Grimm now suspected Bodfeld to be on the other, northern side of the River Bode in the vicinity or on the site of the abandoned village of Lüttgen-Bodfeld, whose church, St. Andrew's, had been uncovered in the 19th century. He did not reach a definite conclusion, however, and wrote: "Confirmation of the exact location of the Bodfeld hunting lodge remains the subject of further research." In 1940, the diplomat, Carl Erdmann, also questioned Höfer's thesis and agreed with Grimm. Other researchers, such as Friedrich Stolberg, author of the standard work first published in 1967, Fortifications in and around the Harz from Early History to the Modern Period, followed suit and wrote: "The Königsburg near Königshütte is not directly related to the royal hunting lodge of Bodfeld on the other side of the Bode" It was only the most modern infrared aerial photographic technology and most recent archaeological analysis of excavated stone artefacts that confirmed the hitherto suspected presence of a royal lodge from the Ottonian period on the Schloßkopf by the upper reaches of the Teufelsbach in the Drecktal valley northeast of Elbingerode. This could well be the royal lodge of Bodfeld which, characteristically for the period of its construction, was built on a hill spur (see also Königspfalz Werla) although the River Bode that gave the lodge its name is about four to five kilometres from here. However, that appears to be irrelevant because the medieval Bodfeld was an extensive area of territory.
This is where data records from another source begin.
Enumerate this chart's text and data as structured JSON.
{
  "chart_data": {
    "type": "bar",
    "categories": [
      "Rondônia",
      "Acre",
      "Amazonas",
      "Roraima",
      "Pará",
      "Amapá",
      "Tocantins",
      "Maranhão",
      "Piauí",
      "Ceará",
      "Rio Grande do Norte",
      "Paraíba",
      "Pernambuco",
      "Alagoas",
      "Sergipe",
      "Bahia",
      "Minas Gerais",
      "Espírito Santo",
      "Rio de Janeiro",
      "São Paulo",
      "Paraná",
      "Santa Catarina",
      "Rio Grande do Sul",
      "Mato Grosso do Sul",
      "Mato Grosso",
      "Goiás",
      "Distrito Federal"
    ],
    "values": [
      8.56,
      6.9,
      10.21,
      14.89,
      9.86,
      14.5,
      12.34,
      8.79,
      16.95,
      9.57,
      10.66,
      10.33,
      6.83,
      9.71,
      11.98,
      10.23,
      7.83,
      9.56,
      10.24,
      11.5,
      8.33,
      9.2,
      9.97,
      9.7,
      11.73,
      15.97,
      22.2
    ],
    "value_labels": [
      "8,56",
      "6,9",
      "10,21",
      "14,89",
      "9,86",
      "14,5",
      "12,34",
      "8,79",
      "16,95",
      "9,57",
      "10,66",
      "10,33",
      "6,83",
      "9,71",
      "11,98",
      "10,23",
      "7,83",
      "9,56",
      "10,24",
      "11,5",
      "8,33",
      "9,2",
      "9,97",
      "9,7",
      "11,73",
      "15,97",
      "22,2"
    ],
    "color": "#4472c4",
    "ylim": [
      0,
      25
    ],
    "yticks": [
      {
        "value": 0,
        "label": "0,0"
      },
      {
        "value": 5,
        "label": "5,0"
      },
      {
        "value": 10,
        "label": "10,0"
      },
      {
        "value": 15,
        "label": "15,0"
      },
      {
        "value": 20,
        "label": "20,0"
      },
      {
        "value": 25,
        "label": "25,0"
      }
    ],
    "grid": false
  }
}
In terms of its design, the site on the Schloßkopf resembles the Pfalz of Grone laid out by Henry I. Based on Henry's written records, Carl Erdmann described the king, who was buried in Quedlinburg, as the owner of Bodfeld and proves that "Bodfeld cannot be judged to have the political character of a 'Pfalz'". This underscores the fact that resident monarchs in Bodfeld patently did not come here to celebrate an important church festival, whereas they always did in other places such as Quedlinburg, Magdeburg or Goslar. In 1967, Friedrich Stolberg, however, pointed out that this site was related to Saxon hunting lodges like Siptenfelde and its proximity to the Königsstieg ("King's Path") suggests there is a connexion. In all probability there was also a link between this hunting house (Jagdhaus) mentioned in 1483 and 1531 and the village of Erdfeld on the old Halberstadt Military Road, mentioned in 1343 in a deed by the Count of Regenstein and which lay just 1½ kilometres away. Erdfeld was abandoned in the late Middle Ages in favour of nearby Elbingerode.

From Heinz A. Behrens, historian and building archaeologist, who conducted the most recent research, we now have a reconstructed picture of the whole site thanks to archaeological and geo-electric surveys. There is an information board at the site which shows that the lodge was extensive yet defensible; it had a chapel, two round towers, a great hall, a second assembly hall, other residential buildings, gatehouse and stone walls on two sides.

== Bodfeld Forest ==
Bodfeld is also the name of an area of forest which Henry II ceded to Gandersheim Abbey in 1009 as part of an exchange. Its boundaries may be deduced from an enfeoffment letter by Abbess Sophia of Gandersheim dating to the year A.D. 1319. According to that this forest area extended from Braunlage in the west to Elbingerode in the northeast and to Stiege and Beneckenstein in the south.

== Other hunting lodges in the Harz ==
- Siptenfelde: Otto I issues documents here twice
- Hasselfelde: Henry III stayed here at least twice

== Sources ==
- Prell, Martin (1971), Auf alten Wegen zu neuen Erkenntnissen. Ein Beitrag zur Erforschung der mittelalterlichen Besiedlung der Elbingeröder Hochfläche im Harz. In: Nordharzer Jahrbuch 4, 1971, p. 7–27
- Wille, Lutz (2010), Zur Örtlichkeit des Reichshofes Bodfeld, in: Harz-Zeitschrift 62 (2010), p. 153–167.